The main product differentiation is Slack’s customization. There are over 1,500 standard integrations with Slack, such as with Zoom video-conferencing and Google Drive. However, there are over 450,000 applications developed internally by Slack customers, according to the CEO. Those applications come from developers who want a more advanced alternative to the closed ecosystem that Microsoft provides.
Anecdotally, Slack also owns the verb to “slack someone” whereas this will not be the case for Microsoft Teams. To own the verb is to get the best free marketing available.
Ultimately, there is room for both yet Slack is a pure play stock with the right key metrics, advanced functionality and a loyal following.
Slack: Technical Analysis
There is a head and shoulders pattern forming on Slack’s chart.
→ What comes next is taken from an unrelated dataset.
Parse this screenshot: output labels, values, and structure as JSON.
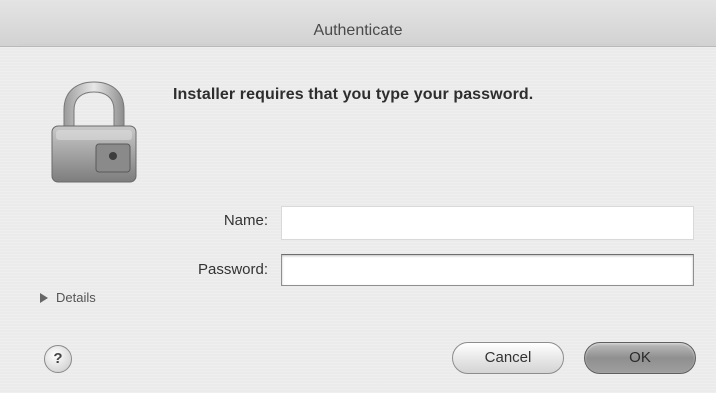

I’m expecting another pullback to the low $20s; however, as long as it holds $19.50, the bullish pattern off the lows are likely hold.
If the head and shoulders pattern is confirmed by breaking over $30.50 on heavy volume, the target for this break out will be between $45-$60.
The market internals are showing that smart money is buying into the selloff and rally. The Relative Strength Index is range bound in a zone between $50-$35. In the past, the RSI breaking out or down from this zone, signaled the trend in place, at least in the short term. Right now, there are not any divergences on the hourly chart.